Once the film segues away from Hailsham, we are taken to The Cottages, which is where the grown-up versions of the main characters spend their years after leaving the boarding school. Despite forming a wholesome bond with Kathy (now played by Carey Mulligan) during their childhood, Tommy (Andrew Garfield) finds himself in a steady relationship with Ruth (Keira Knightley). This makes Kathy an outsider at The Cottages as the other inhabitants are in relationships as well.
The performances Romanek gets from his three leads are superb. While Carey Mulligan may have had been blessed with snappy dialogue for her An Education role, I was more interested in her muted approach here. There is a lot of subtext in the performance, and it’s a remarkable actress that can cry this much on screen and still come off as very guarded; not once does her work feel melodramatic. After delivering a great sympathetic portrayal in The Social Network, Andrew Garfield shows terrific range with his very different characterization of Tommy. The savvy ambition and three-piece suits he wore in David Fincher’s film are replaced by an unpredictable emotional storm that is represented by his character’s far-too-baggy wardrobe. (Garfield also has another standout moment near the end that pierces the heart.) Keira Knightley is burdened with the least likable role, but she pulls it off sublimely, giving her most accessible performance to date.
Many viewers will feel that Never Let Me Go is slowly-paced. Yet there is an assured sense of control to each and every scene that keeps the film from dragging. In many ways, the delicate pace and emotional restraint of the film allow for an interesting comparison to Anton Corbijn’s The American.

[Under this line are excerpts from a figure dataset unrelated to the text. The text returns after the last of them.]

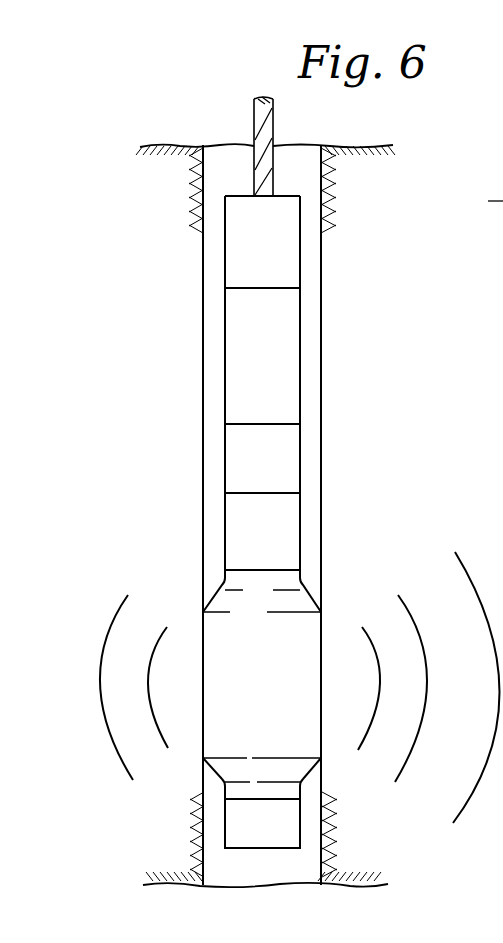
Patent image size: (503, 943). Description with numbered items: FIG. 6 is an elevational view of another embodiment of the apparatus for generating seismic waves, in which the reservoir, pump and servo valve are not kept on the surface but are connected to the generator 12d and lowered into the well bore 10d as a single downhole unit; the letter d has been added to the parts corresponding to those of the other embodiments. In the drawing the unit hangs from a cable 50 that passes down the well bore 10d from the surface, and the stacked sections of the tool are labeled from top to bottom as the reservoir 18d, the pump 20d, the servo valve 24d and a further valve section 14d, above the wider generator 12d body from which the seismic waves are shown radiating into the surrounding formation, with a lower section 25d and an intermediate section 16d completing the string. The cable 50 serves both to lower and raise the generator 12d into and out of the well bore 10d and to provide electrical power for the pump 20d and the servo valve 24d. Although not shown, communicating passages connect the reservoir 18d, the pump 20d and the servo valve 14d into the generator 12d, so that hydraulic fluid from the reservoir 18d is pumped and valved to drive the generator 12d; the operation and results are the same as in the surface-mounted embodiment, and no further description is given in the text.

The well bore 10d is at (322, 403).
The generator 12d is at (317, 600).
The servo valve 14d is at (272, 551).
The acoustic transmitter section 16d is at (282, 688).
The reservoir 18d is at (272, 260).
The pump 20d is at (270, 378).
The servo valve 24d is at (272, 478).
The lower tool section 25d is at (285, 837).
The cable 50 is at (253, 110).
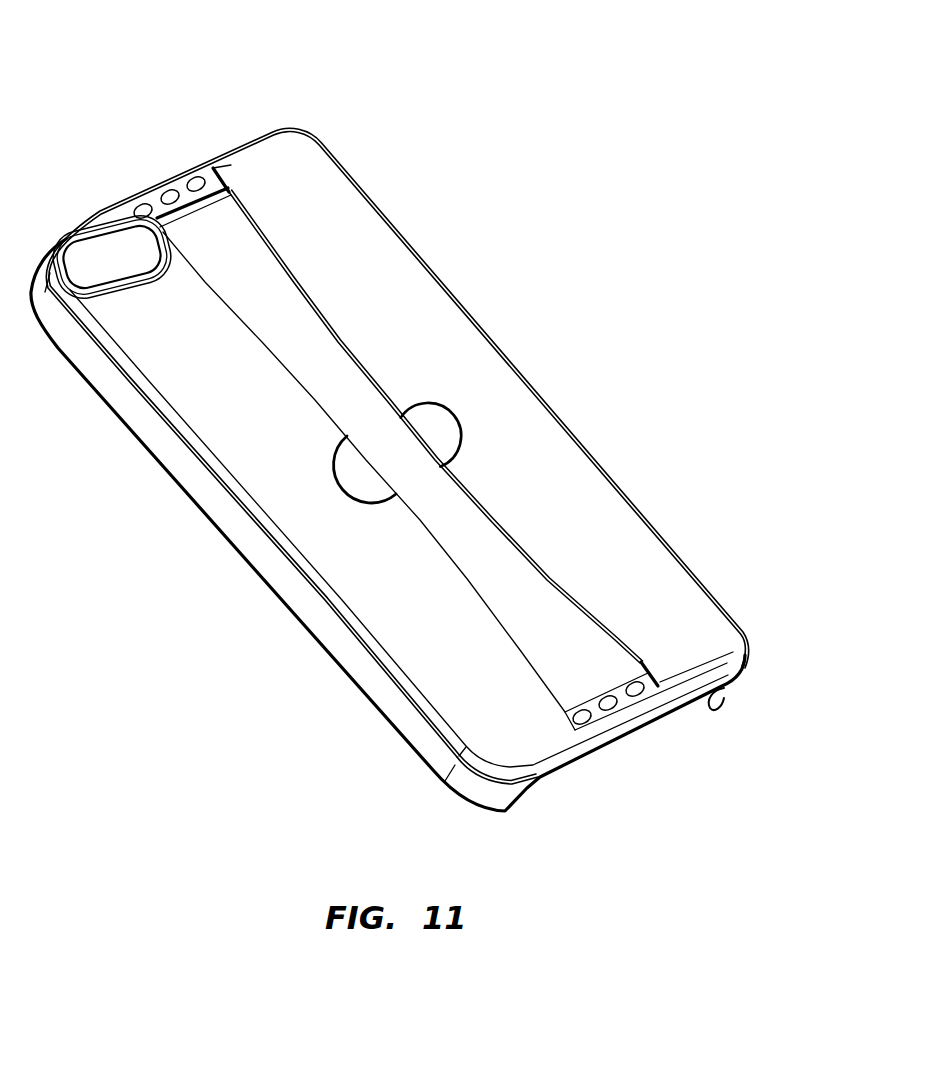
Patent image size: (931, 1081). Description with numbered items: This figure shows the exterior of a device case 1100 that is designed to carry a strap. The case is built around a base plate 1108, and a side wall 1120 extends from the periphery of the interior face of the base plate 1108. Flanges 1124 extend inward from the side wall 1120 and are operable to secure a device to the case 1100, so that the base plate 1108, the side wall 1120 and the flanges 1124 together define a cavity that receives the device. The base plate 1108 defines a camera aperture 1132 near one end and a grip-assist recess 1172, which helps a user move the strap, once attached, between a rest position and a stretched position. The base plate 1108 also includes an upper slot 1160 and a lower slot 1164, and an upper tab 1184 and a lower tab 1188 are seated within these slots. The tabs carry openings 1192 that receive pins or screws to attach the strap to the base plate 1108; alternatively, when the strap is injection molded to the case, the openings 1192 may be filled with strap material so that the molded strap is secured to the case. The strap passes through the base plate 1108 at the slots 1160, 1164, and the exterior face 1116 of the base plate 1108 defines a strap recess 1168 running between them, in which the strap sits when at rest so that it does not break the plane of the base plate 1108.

The device case 1100 is at (616, 108).
The base plate 1108 is at (628, 540).
The exterior face 1116 is at (446, 622).
The side wall 1120 is at (290, 582).
The flanges 1124 is at (712, 700).
The camera aperture 1132 is at (97, 258).
The upper slot 1160 is at (195, 208).
The lower slot 1164 is at (600, 690).
The strap recess 1168 is at (338, 370).
The grip-assist recess 1172 is at (451, 424).
The upper tab 1184 is at (215, 168).
The lower tab 1188 is at (645, 682).
The openings 1192 is at (140, 202).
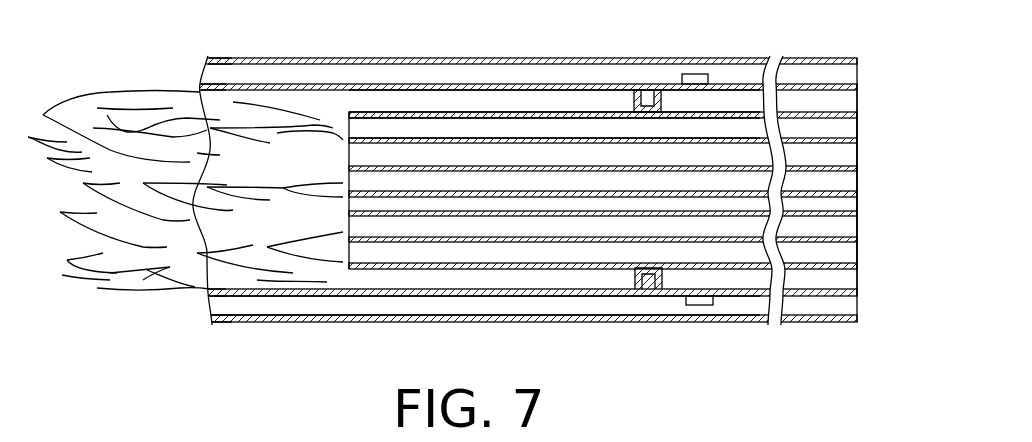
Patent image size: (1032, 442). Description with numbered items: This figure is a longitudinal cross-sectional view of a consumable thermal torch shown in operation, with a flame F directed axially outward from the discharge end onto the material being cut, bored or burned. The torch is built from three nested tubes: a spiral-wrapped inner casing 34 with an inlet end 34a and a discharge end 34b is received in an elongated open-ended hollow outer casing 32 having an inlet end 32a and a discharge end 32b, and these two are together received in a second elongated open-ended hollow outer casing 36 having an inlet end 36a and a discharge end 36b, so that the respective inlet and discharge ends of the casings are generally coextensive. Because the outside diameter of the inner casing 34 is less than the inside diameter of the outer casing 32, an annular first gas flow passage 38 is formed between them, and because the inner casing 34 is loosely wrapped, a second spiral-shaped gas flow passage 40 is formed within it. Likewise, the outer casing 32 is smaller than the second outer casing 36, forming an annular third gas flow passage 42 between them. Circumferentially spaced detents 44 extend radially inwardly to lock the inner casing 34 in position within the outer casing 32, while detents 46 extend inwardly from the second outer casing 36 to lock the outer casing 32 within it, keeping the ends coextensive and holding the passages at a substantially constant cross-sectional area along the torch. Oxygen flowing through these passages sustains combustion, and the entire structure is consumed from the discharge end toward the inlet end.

The flame F is at (120, 93).
The outer casing 32 is at (517, 210).
The inlet end of outer casing 32a is at (857, 87).
The discharge end of outer casing 32b is at (208, 290).
The spiral-wrapped inner casing 34 is at (617, 199).
The inlet end of inner casing 34a is at (860, 262).
The discharge end of inner casing 34b is at (349, 267).
The second outer casing 36 is at (538, 218).
The inlet end of second outer casing 36a is at (858, 319).
The discharge end of second outer casing 36b is at (210, 322).
The first gas flow passage 38 is at (440, 102).
The second spiral-shaped gas flow passage 40 is at (603, 128).
The third gas flow passage 42 is at (595, 305).
The detents 44 is at (667, 282).
The detents 46 is at (705, 298).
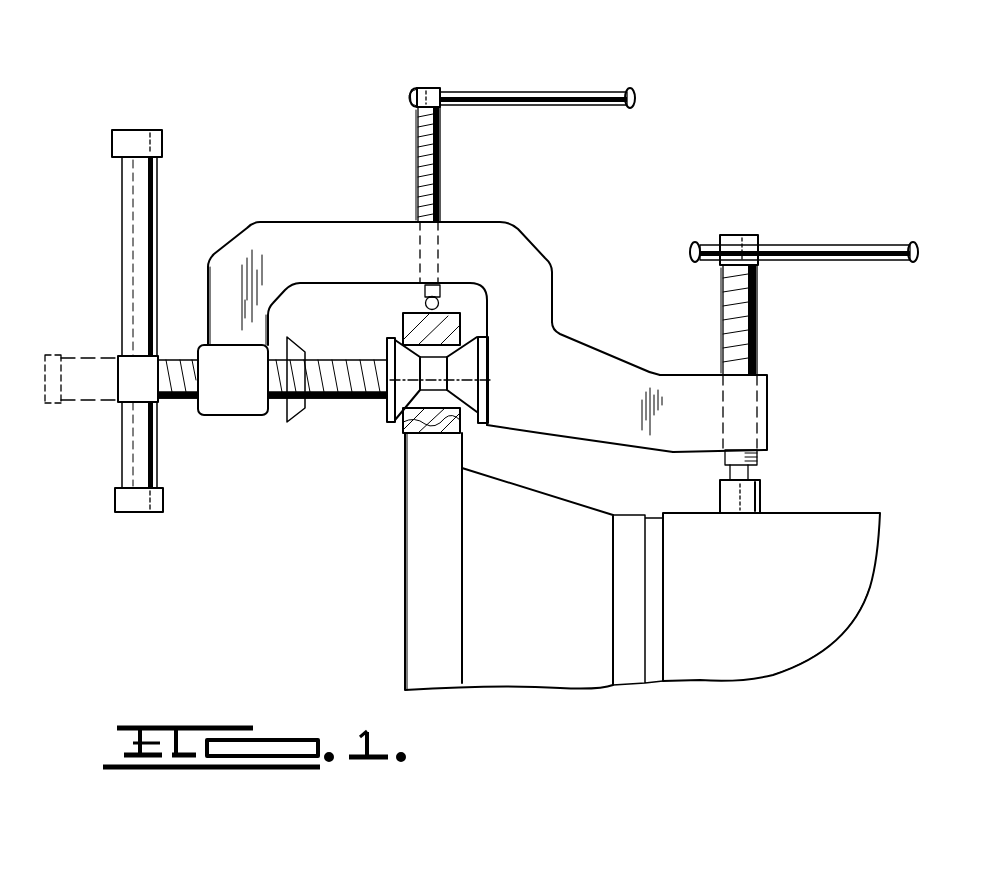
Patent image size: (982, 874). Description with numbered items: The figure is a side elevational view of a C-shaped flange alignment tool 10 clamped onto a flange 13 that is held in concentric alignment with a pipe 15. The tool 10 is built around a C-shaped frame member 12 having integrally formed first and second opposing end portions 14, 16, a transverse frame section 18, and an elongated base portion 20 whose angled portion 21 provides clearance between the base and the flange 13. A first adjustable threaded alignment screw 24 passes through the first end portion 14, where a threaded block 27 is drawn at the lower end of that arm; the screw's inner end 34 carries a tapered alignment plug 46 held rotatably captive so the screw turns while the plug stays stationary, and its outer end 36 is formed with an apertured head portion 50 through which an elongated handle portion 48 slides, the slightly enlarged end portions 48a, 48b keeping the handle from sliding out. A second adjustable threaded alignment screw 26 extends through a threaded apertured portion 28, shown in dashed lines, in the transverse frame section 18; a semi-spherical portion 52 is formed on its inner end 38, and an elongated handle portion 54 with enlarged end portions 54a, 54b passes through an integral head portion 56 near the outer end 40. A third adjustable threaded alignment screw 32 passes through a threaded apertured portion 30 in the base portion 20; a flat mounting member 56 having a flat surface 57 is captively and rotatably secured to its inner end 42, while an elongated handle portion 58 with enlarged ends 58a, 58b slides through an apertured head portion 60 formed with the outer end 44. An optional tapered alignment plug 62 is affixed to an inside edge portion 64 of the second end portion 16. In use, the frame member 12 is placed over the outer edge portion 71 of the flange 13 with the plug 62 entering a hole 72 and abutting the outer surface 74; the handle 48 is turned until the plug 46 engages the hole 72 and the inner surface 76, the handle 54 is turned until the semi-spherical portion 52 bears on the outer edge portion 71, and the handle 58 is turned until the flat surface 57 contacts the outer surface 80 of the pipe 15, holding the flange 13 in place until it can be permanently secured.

The C-shaped flange alignment tool 10 is at (744, 146).
The C-shaped frame member 12 is at (293, 205).
The flange 13 is at (394, 612).
The first opposing end portion 14 is at (220, 323).
The pipe 15 is at (757, 652).
The second opposing end portion 16 is at (508, 384).
The transverse frame section 18 is at (338, 237).
The elongated base portion 20 is at (592, 380).
The angled portion 21 is at (540, 433).
The first adjustable threaded alignment screw 24 is at (326, 410).
The second adjustable threaded alignment screw 26 is at (444, 189).
The jaw block 27 is at (225, 418).
The threaded apertured portion 28 is at (442, 247).
The threaded apertured portion 30 is at (752, 386).
The third adjustable threaded alignment screw 32 is at (769, 319).
The inner end 34 is at (378, 410).
The outer end 36 is at (183, 406).
The inner end 38 is at (418, 291).
The outer end 40 is at (413, 127).
The inner end 42 is at (770, 460).
The outer end 44 is at (718, 280).
The tapered alignment plug 46 is at (382, 347).
The elongated handle portion 48 is at (116, 210).
The end portion 48a is at (137, 138).
The end portion 48b is at (141, 513).
The apertured head portion 50 is at (130, 372).
The semi-spherical portion 52 is at (424, 307).
The elongated handle portion 54 is at (513, 86).
The enlarged end portion 54a is at (634, 92).
The enlarged end portion 54b is at (410, 97).
The head portion / flat mounting member 56 is at (427, 90).
The flat surface 57 is at (733, 516).
The elongated handle portion 58 is at (823, 238).
The end 58a is at (913, 244).
The end 58b is at (690, 247).
The apertured head portion 60 is at (742, 240).
The tapered alignment plug 62 is at (463, 367).
The inside edge portion 64 is at (486, 396).
The outer edge portion 71 is at (465, 303).
The hole 72 is at (428, 426).
The outer surface 74 is at (467, 440).
The inner surface 76 is at (405, 537).
The outer surface 80 is at (826, 512).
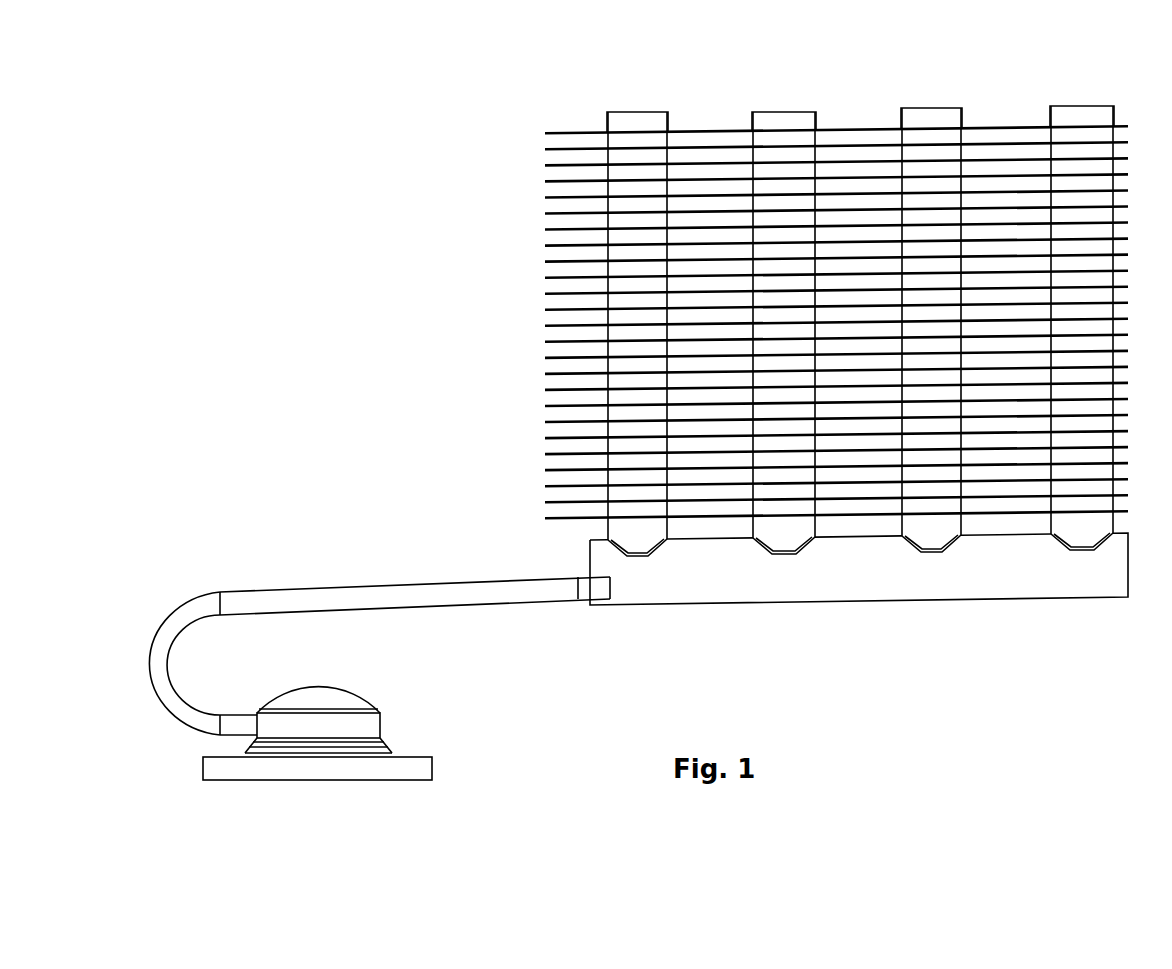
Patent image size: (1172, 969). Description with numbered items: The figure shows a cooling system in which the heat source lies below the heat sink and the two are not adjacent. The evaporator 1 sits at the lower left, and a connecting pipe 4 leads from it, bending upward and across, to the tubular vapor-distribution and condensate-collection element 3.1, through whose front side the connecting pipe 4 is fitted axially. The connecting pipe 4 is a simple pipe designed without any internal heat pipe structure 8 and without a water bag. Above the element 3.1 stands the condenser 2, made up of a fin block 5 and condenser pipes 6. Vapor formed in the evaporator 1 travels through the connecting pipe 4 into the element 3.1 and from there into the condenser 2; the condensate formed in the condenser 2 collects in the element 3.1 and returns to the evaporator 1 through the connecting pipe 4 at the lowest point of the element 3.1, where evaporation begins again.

The evaporator 1 is at (329, 723).
The condenser 2 is at (634, 290).
The tubular vapor-distribution and condensate-collection element 3.1 is at (843, 572).
The connecting pipe 4 is at (447, 590).
The internal heat pipe structure 8 is at (379, 612).
The fin block 5 is at (587, 375).
The condenser pipes 6 is at (640, 122).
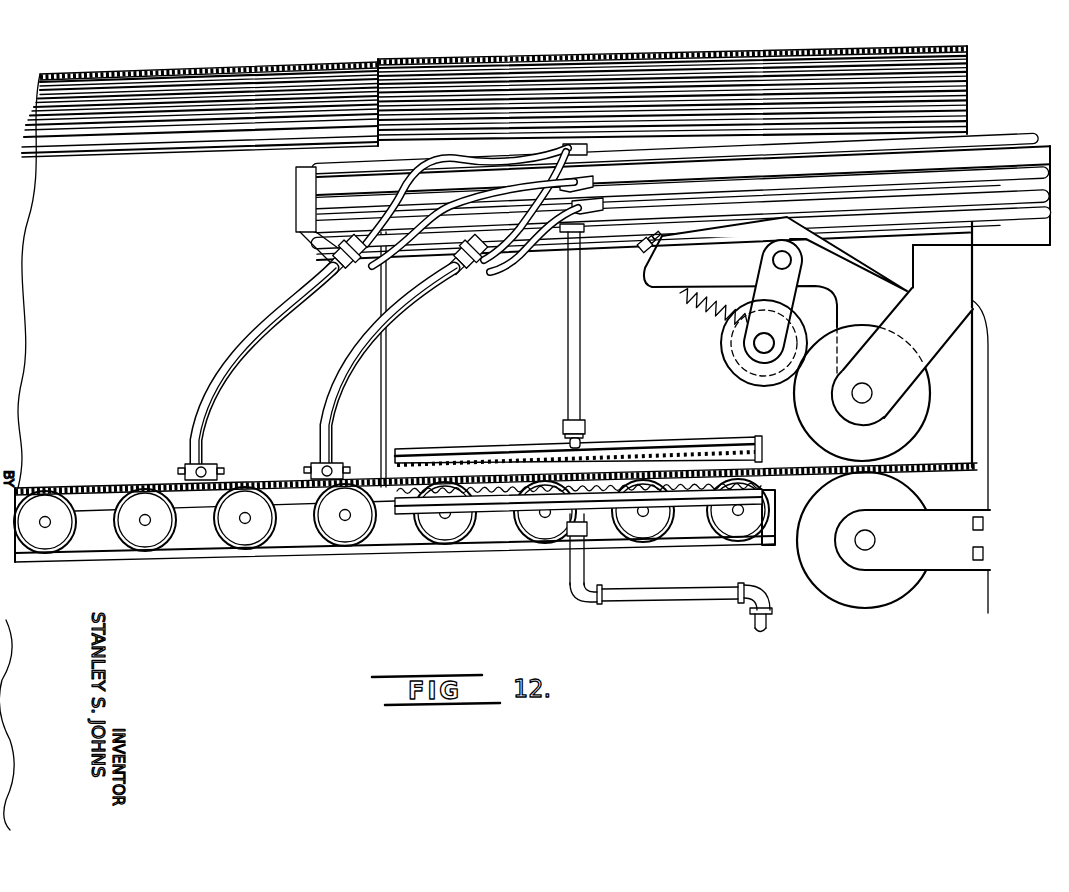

Those who have read the Ishiguro novel won’t find much to dislike here. Garland’s screenplay is efficient and loyal, and Romanek clearly mirrors that same respect for the source material. It is the uninformed audience members that may struggle to connect. Some key elements and vocabulary of the novel are explained rather quickly, which could frustrate viewers to the point of abandon. But those viewers willing to accept these roadblocks will be rewarded with an uncompromising dystopian adaptation that can proudly stand on its own feet as a stirring piece of cinema.